Snellere harde schijven dankzij laserlichtflitsen
Geplaatst: 14 december, 2009
Voor snellere harde schijven moet je de enen en nullen nog sneller
kunnen schrijven. Natuurkundigen van de TU/e laten nu zien waarom
bepaalde materialen duizend keer sneller met laserlicht te schakelen
zijn dan andere. De bevindingen zijn maandag 14 december online
verschenen in het gerenommeerde Nature Materials.
De Eindhovense onderzoekers onder leiding van prof. dr. Bert Koopmans
(TU/e-faculteit Technische Natuurkunde) publiceren hun bevindingen
samen met collegas van de Technische Universität Kaiserslautern en het
Max-Planck-Institut in Stuttgart. Zij geven als eersten een verklaring
voor het feit dat in sommige magnetische materialen de domeintjes tot
duizend maal sneller met laserlicht te schakelen zijn (ofwel: de 1-en
en 0-en geschreven of gewist kunnen worden) dan in andere materialen.
Over dit onderwerp waren natuurkundigen het al zon twintig jaar
oneens.
Bitjes schrijven met laserlichtflitsjes
De nieuwe inzichten zijn van groot belang voor het kleiner en sneller
maken van harde schijven en andere, nieuwe vormen van gegevensopslag.
De grote producenten van harde schijven (zoals Hitachi, Seagate en
Western Digital) zijn voortdurend op zoek naar nieuwe manieren
hiervoor en het schrijven van bitjes met behulp van laserlichtflitsjes
is een serieuze kandidaat. De laser warmt een domeintje op, waarna een
magnetische schrijfkop er een 1 of 0 van maakt.
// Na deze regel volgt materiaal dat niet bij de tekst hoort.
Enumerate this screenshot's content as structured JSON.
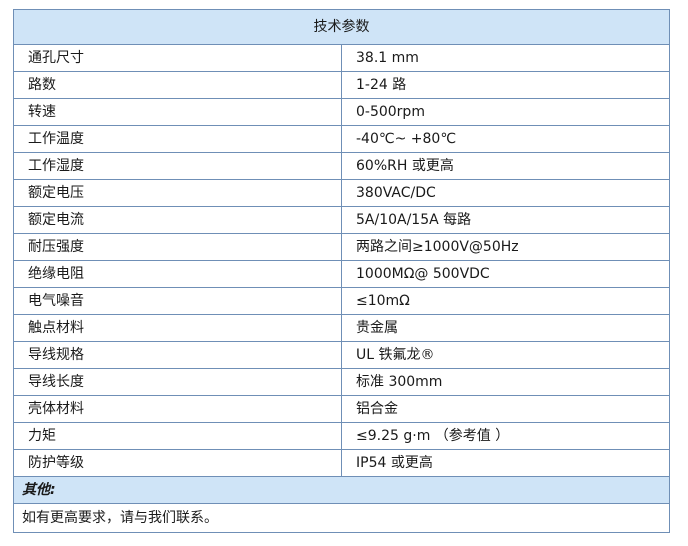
{
  "table": {
    "header": "技术参数",
    "rows": [
      {
        "label": "通孔尺寸",
        "value": "38.1 mm"
      },
      {
        "label": "路数",
        "value": "1-24 路"
      },
      {
        "label": "转速",
        "value": "0-500rpm"
      },
      {
        "label": "工作温度",
        "value": "-40℃~ +80℃"
      },
      {
        "label": "工作湿度",
        "value": "60%RH 或更高"
      },
      {
        "label": "额定电压",
        "value": "380VAC/DC"
      },
      {
        "label": "额定电流",
        "value": "5A/10A/15A 每路"
      },
      {
        "label": "耐压强度",
        "value": "两路之间≥1000V@50Hz"
      },
      {
        "label": "绝缘电阻",
        "value": "1000MΩ@ 500VDC"
      },
      {
        "label": "电气噪音",
        "value": "≤10mΩ"
      },
      {
        "label": "触点材料",
        "value": "贵金属"
      },
      {
        "label": "导线规格",
        "value": "UL 铁氟龙®"
      },
      {
        "label": "导线长度",
        "value": "标准 300mm"
      },
      {
        "label": "壳体材料",
        "value": "铝合金"
      },
      {
        "label": "力矩",
        "value": "≤9.25 g·m （参考值 ）"
      },
      {
        "label": "防护等级",
        "value": "IP54 或更高"
      }
    ],
    "other_label": "其他:",
    "other_note": "如有更高要求，请与我们联系。"
  },
  "colors": {
    "header_bg": "#cfe4f7",
    "border": "#6f8fb6"
  }
}
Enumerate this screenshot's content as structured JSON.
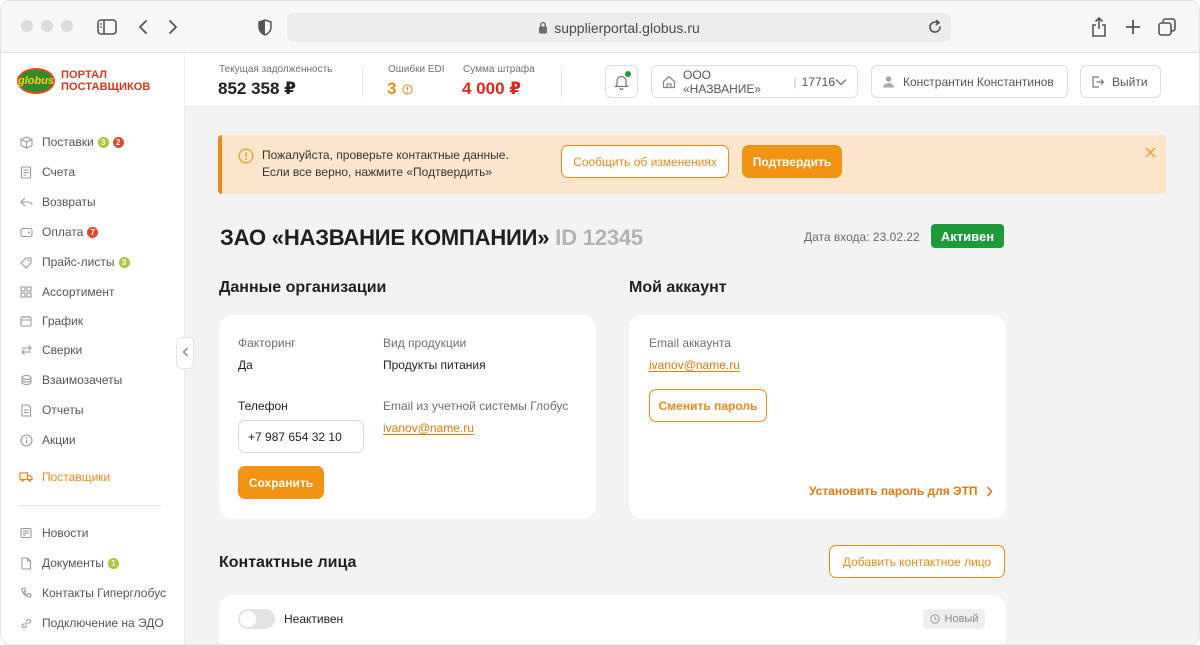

De wedloop richt zich altijd op steeds meer bitjes per vierkante
centimeter. Maar hoe kleiner je een domeintje - een magnetisch
gebiedje waarin het magneetveld duidelijk één kant op wijst - wordt,
hoe gevoeliger het is voor de temperatuurstrilling van de atomen in
het materiaal. En hoe groter de kans dat een 1 omflipt tot een 0 en je
dus fouten krijgt op je harddisk.
Om de domeinen toch kleiner te kunnen maken, moet je materialen
gebruiken die magnetisch sterker zijn. Dit heeft weer als nadeel dat
ook de schrijfkop de domeinen hierin moeilijker kan schakelen. En daar
schiet de laser te hulp. Met een korte flits warmt die het materiaal
een beetje op, waardoor het magneetveld gemakkelijker te veranderen
is. Na het afkoelen is het bitje vastgelegd. Dit principe is enigszins
te vergelijken met het opwarmen van plastic. Door dat te verwarmen,
kun je het in elke vorm krijgen die je wil. Na afkoelen is het weer
hard en heeft het een nieuwe vaste vorm.
Ultieme snelheid
De ultieme snelheid waarmee je magnetische informatie kan verversen,
wordt beperkt door de fundamentele natuurwet: De hoeveelheid draaiing
(spin) van een systeem blijft behouden. Het nieuwe onderzoek van de
TU/e laat zien hoe magnetische informatie - die in feite te beschouwen
is als een snel draaiende beweging van de elektronen - kan worden
overgedragen aan atomaire trillingen in hetzelfde materiaal. Daarmee
worden twee dingen verklaard. Ten eerste het enorme verschil in
schakelsnelheid tussen twee verschillende materialen. Ten tweede hoe
je sneller of langzamer kunt schakelen door de intensiteit van het
laserlicht te variëren.
Puzzelstukjes
De kiem voor de publicatie in Nature Materials werd ruim een jaar
geleden gelegd. Koopmans was op een congres in Duitsland, toen aan het
einde van de dag de puzzelstukjes op zijn plaats begonnen te vallen.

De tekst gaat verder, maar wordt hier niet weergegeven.